Tak tak, 2 sezon zdecydowanie najlepszy, finał, Will i Hannibal również! 1 mi się też podobał, ale no tak się ociągaaałam z nim i dopiero w 1x06 polubiłam ten serial. A trzeci moim zdaniem najgorszy, pierwsze odcinki - dupa, późniejsze - no trochę lepsze niż dupa a koniec niezły ale bez fajerwerków.
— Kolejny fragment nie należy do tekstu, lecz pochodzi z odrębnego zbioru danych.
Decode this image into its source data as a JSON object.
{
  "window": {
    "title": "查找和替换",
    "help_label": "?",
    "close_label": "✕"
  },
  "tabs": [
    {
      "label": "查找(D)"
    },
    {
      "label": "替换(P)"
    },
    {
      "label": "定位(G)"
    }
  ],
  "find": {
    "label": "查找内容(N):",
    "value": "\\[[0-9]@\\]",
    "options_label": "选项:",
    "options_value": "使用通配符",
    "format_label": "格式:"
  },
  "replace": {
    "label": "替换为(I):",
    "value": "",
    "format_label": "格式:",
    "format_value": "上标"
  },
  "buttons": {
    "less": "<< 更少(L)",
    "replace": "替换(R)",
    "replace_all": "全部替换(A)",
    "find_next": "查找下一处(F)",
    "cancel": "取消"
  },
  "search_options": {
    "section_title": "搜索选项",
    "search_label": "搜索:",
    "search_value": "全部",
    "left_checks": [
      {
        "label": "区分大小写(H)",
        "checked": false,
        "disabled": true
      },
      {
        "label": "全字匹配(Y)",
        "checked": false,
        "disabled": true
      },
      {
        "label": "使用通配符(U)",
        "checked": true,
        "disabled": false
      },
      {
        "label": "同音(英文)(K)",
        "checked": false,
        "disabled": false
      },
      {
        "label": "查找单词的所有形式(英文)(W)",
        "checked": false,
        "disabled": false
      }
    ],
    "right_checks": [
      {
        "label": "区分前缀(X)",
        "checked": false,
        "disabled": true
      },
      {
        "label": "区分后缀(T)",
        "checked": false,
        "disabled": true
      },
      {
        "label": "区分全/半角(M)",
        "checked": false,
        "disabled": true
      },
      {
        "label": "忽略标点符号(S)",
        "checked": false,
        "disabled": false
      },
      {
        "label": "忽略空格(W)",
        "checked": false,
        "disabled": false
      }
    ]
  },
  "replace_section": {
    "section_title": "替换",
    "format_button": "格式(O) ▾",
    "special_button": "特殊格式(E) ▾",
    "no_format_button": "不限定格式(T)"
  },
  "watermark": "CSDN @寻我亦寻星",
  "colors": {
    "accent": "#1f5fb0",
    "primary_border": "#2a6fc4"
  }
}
A Tobie jak się podobał?

Haaaaai :D No mały mały, co krok potykam się o znajomych, tak że jest wesoło ;)
Jedynka była faktycznie dziwna, jakoś tak przez się przez nią wręcz przemęczyłam. Dwójka jak na razie najlepsza, mój Williamek się wybił jak ta petarda i zapłonęłam do niego namiętnym uczuciem ;)
A trójka jest... taka se.

użytkownik usunięty
emo_waitress

Goło i wesoło hehe :D
Ja też, zwłaszcza przez pierwsze 6 odcinków, dopiero później mnie serial wkręcił i do finału po prostu był. Natomiast w 2s no to to było mniam że tak powiem ;) Pokochałam i wrednego Hannibala i Willa a nawet Alanę mimo, że mnie trochę irytowała romansem z Hannibalem i brakiem klapek na oczach co do niego no ale dawała radę babka. W trójce jednym z nielicznych plusów jest wygląd Lawrence'a, facet znacznie lepiej i młodziej wyglądał z brodą no i trochę zrzucił. Teraz to mógłby dawać czadu w kolejnym Matrixie :)
Aż dziw mnie bierze, że zaczęłam oglądać Hannibala dopiero w tym roku oO

Dla mnie w tym sezonie najlepszy okazał się... tada! MASON :D

Lepiej późno, niż wcale. Ja teraz oglądam serial OZ, to to dopiero staroć ;)

użytkownik usunięty
emo_waitress

O tak, Mason świńska mordka rządził ;) a główny zły tego sezonu, Red Dragon był jakiś taki... no nie wim, dziwny. Chociaż gra Richarda mi się podobala.

Ten z '97? ;p

Mason był jakiś taki słaby w poprzednim sezonie, ale w tym wprowadził orzeźwiający powiew normalności, jakkolwiek to zabrzmi w stosunku do świniarza :D
Wątek CS uważam za spalony. Oczekiwania miałam ogromne, bo miał grać mój ukochany Thorin. Stąd też moje zaskoczenie, jak mając w łapkach takie cudo jak Richard nie wykorzystano jego potencjału.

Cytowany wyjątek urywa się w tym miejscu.